Prenons maintenant l’exemple des plus jeunes. Les adolescents n’étaient pas massivement hospitalisés dans la phase avant covid delta et le sont maintenant. La plupart ne sont pas vaccinés. On se retrouve donc avec les plus jeunes avec une population nombreuse non vaccinée et qui peut elle aussi maintenant avoir des formes graves. D’où une recrudescence du nombre de non-vaccinés dans les hôpitaux mais qui ne prouve nullement l’efficacité de la vaccination par rapport à la non-vaccination mais seulement l’efficacité nouvelle de delta sur les jeunes par rapport aux variants précédents.

Jeunes admis en réanimation

Autre effet pervers de cette comparaison entre cas graves pour les vaccinés et non-vaccinés, c’est que les vaccinés première dose y sont comptés comme non-vaccinés ! Or des personnes attrapent souvent la maladie juste après la première vaccination et peut-être à cause d’elle et, s’ils sont cas graves, sont comptés comme victimes de la non-vaccination alors qu’ils sont victimes de la vaccination.

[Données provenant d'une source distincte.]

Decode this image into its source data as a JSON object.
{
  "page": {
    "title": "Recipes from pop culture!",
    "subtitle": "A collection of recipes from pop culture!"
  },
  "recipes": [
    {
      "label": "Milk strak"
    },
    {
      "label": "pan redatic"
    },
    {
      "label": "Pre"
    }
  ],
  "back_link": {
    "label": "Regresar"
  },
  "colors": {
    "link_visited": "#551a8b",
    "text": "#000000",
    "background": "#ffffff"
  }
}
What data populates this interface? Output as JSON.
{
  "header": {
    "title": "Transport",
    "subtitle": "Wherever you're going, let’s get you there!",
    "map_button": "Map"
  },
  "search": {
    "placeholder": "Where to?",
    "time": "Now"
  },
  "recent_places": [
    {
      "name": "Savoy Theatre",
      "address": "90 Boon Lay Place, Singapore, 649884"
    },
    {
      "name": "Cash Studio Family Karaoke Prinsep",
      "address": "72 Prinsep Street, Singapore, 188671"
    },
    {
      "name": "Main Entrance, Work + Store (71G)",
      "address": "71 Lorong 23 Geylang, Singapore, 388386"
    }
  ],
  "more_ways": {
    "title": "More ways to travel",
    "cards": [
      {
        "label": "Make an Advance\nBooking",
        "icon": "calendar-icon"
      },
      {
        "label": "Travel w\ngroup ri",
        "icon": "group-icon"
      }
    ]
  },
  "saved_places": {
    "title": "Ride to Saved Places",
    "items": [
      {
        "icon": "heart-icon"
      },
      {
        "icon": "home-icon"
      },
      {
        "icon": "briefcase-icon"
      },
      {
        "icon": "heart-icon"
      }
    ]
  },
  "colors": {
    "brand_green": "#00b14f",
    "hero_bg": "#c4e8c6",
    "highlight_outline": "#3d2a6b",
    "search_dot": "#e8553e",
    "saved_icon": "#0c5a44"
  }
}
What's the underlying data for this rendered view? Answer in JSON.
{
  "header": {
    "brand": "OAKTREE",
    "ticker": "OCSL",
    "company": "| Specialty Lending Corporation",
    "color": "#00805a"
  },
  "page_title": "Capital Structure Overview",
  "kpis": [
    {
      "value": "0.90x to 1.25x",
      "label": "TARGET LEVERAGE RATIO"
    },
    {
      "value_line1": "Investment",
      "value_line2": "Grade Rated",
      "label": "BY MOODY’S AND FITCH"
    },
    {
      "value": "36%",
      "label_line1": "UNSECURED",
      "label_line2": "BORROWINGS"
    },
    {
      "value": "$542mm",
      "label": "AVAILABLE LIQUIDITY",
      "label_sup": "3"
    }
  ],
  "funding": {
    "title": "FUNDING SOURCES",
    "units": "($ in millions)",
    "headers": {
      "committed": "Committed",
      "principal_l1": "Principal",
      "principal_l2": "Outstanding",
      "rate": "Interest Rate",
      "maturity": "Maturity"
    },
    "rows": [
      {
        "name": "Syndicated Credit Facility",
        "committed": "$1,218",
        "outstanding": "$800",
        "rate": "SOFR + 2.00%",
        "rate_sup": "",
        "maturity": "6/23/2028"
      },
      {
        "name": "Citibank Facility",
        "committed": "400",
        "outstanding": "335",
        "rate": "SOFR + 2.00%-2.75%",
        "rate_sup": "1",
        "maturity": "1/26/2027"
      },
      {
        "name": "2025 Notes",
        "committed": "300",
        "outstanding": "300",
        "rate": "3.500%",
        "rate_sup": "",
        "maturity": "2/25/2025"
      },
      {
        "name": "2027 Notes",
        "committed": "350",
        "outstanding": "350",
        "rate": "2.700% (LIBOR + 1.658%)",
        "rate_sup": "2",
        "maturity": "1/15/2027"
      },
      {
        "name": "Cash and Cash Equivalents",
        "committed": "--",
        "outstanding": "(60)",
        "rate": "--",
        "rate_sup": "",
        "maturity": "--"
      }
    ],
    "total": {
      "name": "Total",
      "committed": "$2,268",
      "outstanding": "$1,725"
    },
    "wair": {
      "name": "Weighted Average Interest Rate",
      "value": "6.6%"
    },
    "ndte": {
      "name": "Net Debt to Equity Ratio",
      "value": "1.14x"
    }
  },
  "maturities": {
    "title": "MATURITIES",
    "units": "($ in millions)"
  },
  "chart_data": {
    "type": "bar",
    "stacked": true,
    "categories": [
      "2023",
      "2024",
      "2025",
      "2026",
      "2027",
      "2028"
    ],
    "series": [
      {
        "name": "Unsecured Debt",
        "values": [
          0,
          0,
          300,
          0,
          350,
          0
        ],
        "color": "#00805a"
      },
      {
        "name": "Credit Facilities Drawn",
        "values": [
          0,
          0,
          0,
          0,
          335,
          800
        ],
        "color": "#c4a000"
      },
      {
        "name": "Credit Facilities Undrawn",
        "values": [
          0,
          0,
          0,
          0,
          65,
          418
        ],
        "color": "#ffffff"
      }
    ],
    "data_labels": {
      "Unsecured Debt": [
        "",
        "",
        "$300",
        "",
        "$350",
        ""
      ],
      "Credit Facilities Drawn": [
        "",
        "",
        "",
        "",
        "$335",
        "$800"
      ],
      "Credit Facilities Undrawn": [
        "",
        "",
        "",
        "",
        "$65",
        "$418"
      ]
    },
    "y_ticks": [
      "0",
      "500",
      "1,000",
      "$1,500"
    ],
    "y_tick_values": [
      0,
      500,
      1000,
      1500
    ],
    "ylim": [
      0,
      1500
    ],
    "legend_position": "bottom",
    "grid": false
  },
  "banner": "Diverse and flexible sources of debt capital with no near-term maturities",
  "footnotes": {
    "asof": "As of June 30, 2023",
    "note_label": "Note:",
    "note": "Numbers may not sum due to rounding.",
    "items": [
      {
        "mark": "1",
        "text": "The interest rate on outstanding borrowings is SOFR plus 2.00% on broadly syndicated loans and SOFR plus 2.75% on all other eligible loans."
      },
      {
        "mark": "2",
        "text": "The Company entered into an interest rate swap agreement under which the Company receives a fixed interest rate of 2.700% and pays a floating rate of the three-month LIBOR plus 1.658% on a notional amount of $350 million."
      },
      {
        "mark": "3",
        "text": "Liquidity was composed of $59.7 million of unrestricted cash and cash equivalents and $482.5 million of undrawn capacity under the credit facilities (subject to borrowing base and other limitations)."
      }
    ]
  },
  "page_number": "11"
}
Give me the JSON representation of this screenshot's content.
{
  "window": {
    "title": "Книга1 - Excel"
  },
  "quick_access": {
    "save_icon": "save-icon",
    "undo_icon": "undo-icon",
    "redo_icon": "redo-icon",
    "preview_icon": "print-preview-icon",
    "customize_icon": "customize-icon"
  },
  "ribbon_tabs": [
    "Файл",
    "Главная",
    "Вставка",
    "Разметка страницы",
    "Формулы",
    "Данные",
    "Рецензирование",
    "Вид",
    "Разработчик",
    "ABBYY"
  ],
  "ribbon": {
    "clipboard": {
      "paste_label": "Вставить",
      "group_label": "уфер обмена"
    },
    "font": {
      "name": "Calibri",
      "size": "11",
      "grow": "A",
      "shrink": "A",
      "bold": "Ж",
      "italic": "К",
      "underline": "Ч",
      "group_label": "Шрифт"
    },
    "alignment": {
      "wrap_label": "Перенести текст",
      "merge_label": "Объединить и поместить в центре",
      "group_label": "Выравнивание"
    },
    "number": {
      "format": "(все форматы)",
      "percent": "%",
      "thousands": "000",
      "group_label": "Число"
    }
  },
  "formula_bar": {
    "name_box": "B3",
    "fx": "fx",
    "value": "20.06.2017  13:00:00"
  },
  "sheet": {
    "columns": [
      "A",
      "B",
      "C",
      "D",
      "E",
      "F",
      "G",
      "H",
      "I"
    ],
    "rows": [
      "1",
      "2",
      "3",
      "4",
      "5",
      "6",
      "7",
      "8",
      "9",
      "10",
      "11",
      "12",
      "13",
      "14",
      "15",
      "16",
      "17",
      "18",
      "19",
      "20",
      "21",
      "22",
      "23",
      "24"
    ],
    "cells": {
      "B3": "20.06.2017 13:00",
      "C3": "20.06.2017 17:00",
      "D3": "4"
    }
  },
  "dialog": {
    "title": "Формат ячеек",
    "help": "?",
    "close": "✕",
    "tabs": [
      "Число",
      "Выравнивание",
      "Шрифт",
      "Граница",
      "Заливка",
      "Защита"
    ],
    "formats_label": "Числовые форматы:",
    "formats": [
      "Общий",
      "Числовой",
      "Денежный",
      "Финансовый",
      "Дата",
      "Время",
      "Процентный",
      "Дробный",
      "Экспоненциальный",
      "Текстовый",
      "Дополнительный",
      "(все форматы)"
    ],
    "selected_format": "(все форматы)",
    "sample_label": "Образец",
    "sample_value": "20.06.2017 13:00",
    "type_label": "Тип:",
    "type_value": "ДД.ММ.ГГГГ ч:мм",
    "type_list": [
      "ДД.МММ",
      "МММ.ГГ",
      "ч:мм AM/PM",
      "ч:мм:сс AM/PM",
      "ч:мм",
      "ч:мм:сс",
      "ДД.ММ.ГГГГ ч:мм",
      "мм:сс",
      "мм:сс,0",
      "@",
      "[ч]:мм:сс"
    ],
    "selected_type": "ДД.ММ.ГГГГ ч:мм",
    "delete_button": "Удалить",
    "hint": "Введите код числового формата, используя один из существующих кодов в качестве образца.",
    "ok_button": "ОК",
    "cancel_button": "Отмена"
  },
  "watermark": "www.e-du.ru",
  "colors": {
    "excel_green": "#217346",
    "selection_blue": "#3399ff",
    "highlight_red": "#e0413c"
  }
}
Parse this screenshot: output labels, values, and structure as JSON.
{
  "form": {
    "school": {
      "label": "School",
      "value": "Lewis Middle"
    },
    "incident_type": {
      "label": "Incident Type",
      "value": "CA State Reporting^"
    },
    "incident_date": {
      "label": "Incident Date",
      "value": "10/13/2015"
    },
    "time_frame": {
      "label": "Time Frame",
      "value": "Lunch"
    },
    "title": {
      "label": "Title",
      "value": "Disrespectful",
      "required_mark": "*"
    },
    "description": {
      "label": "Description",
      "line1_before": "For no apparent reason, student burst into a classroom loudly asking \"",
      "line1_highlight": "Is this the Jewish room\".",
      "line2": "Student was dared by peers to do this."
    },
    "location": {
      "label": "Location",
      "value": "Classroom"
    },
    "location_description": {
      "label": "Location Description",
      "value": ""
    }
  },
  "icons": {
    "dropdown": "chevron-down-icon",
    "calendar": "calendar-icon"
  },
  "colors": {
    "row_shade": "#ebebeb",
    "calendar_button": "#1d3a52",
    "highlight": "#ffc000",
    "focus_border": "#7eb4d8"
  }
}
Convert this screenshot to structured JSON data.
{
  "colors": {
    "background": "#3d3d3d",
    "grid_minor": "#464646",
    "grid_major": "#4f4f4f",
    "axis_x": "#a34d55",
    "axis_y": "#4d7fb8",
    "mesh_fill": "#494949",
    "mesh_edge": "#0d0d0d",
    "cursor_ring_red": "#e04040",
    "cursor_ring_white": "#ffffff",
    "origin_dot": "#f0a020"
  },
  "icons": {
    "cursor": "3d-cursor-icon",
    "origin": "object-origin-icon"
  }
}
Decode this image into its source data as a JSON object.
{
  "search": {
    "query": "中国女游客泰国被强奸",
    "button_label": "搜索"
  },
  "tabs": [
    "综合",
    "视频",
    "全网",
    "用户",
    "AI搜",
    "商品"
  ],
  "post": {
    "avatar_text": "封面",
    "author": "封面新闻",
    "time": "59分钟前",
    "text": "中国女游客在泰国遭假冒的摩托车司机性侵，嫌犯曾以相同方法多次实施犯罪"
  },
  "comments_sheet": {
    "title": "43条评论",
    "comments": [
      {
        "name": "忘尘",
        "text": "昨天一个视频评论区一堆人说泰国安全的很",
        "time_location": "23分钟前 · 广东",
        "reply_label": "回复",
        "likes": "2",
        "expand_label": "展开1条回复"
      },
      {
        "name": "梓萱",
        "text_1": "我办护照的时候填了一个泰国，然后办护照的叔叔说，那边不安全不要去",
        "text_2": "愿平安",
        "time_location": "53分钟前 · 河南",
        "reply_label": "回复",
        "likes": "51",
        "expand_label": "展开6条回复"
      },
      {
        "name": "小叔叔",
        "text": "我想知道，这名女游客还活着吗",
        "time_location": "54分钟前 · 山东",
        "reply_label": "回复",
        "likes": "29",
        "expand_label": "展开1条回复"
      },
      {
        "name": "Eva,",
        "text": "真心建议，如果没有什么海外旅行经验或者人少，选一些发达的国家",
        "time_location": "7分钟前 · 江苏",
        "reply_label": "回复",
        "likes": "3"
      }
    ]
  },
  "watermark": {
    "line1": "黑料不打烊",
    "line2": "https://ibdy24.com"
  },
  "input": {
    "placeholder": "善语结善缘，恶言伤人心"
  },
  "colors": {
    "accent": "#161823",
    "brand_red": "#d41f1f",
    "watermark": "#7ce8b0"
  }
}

D’une manière générale, la thèse officielle nie que la vaccination puisse être une cause pour attraper le covid alors que nombre de malades récents pourtant vaccinés, une ou deux doses, ont attrapé juste après leur vaccination. Comme un grand nombre de ces personnes n’avaient été vaccinés que d’une dose, la thèse officielle et la statistique diffusée par le gouvernement affirme que ce sont majoritairement des non-vaccinés qui ont été affectés !

Un autre effet pervers est celui du temps. En effet, si au moment de la mesure on est en plein dans un nouveau variant, le delta, dont la première forme entraîne moins de cas graves, et que c’est, en même temps et par hasard, celui de la vaccination maximale de la population, on associera dans la statistique vaccination et baisse des cas graves, alors que cette corrélation n’est nullement une relation directe.

Il existe de nombreuses objections contre la méthode consistant à ne retenir que les malades « cas graves » des hôpitaux pour affirmer que ce sont des non-vaccinés pour l’essentiel. On a déjà relevé le fait que c’est le gouvernement, sous prétexte de défense de l’hôpital public submergé, qui a la décision sur les hospitalisations et combien cela peut modifier les statistiques. Il faut également relever que, dans cette statistique, on se garde d’examiner groupe d’âge par groupe d’âge et on a vu combien cela peut changer les raisons de ce nombre de « cas graves ». il faut y rajouter le fait que, dans chaque classe d’âge, on n’examine pas d’autres facteurs possibles. Il se peut que, dans une classe d’âge, il y ait un facteur qui soit corrélé à la vaccination ou non-vaccination. Par exemple, des personnes non vaccinées peuvent aussi souvent celles qui ne vont pas utiliser beaucoup les autres mesures de précaution : distanciation, évitement de participer à des soirées, à des repas collectifs, et de le faire sans masques, etc. Du coup, on va attribuer à l’absence de vaccination ce qui devrait l’être au manque de masques, au manque de précautions relationnelles, etc.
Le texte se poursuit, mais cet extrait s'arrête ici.